My answer to all of these complaints is simple: Shut the fuck up! Seriously. Stop being a continuity geek for five minutes and try enjoying the story that you are reading for what it is – i.e., one of many possible interpretations of these characters, which fits into a rich history of multi-layered and sometimes contradictory interpretations. Turn off the ridiculous instinct that compels you to make 70 years of storytelling by hundreds of different storytellers fit into a neat, linear timeline in which everything makes perfect sense. You might actually enjoy a comic book or two that way.
I love reading new stories by veteran writers like Dennis O'Neil or Paul Levitz. Their old-fashioned approach to comic book storytelling makes them stand out in this contemporary context, but I like that they're not trying to completely reinvent their styles to fit current trends. O'Neil's third-person narration at the beginning of this issue doesn't sound dated – it just sounds classic.
It's a weird coincidence that there were two stories featuring Dick Grayson in an early Robin adventure last week. The other one, unexpectedly, was in Superman #700. I always enjoy these stories for the little details. In Superman, there was a moment where Dick apparently calls Alfred "Alfie" for the first time. Here, we see him still adjusting to the idea of calling Bruce "Batman" while they're in the field.
But what makes this comic book such a gem is Dustin Nguyen's amazing layouts (with finishes by Derek Fridolfs). He uses two completely different styles for the different time periods in which the story is set, with the flashbacks in a somewhat more cartoony style reminiscent of Batman: The Animated Series. Colourist David Baron emphasizes this difference by giving the flashback scenes a more faded palette and adding effects that make the pages look like an old, worn comic, with creases and colour dots.

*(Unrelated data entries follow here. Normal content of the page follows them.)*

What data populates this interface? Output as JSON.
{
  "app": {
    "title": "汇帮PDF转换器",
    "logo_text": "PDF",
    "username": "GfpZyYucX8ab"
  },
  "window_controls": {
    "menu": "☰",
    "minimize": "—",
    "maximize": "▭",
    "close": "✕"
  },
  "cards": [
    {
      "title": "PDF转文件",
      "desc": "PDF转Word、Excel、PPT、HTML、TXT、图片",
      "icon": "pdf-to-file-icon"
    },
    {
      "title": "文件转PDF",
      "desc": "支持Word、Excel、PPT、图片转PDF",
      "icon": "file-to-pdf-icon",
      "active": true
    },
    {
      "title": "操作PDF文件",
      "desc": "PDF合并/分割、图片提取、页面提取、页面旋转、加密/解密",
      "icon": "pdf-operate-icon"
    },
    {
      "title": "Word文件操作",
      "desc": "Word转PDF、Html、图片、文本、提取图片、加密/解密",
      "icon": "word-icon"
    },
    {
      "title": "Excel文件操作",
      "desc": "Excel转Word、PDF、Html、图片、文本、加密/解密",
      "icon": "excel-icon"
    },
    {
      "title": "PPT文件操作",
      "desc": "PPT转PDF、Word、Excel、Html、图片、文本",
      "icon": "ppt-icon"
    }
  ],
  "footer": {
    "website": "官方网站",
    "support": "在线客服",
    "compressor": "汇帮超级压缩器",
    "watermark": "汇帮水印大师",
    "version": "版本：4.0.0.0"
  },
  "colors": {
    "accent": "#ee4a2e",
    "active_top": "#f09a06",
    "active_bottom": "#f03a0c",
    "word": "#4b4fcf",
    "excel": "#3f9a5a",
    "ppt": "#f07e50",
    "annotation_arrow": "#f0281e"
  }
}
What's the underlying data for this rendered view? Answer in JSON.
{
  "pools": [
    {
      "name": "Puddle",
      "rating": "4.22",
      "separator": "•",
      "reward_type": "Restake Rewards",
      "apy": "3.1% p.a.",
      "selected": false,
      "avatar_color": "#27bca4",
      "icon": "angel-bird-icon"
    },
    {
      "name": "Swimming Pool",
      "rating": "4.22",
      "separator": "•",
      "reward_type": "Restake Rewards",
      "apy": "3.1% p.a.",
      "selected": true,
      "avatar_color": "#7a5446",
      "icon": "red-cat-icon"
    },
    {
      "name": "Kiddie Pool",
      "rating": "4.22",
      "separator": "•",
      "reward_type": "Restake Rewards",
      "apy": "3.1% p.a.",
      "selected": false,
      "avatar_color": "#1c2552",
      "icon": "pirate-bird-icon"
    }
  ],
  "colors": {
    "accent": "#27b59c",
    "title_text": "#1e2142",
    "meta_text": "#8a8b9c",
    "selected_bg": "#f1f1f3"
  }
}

Batman #700 tried really hard to tell a story that spanned several different eras of Batman's history with different art styles for each period. The story came across as a big mess and the art felt rushed and poorly patched together. Without any fanfare, Detective Comics #866 achieves all that and makes it seem effortless. And you don't even have to pay an extra dollar for a bullshit pinup gallery in order to read it. Big win.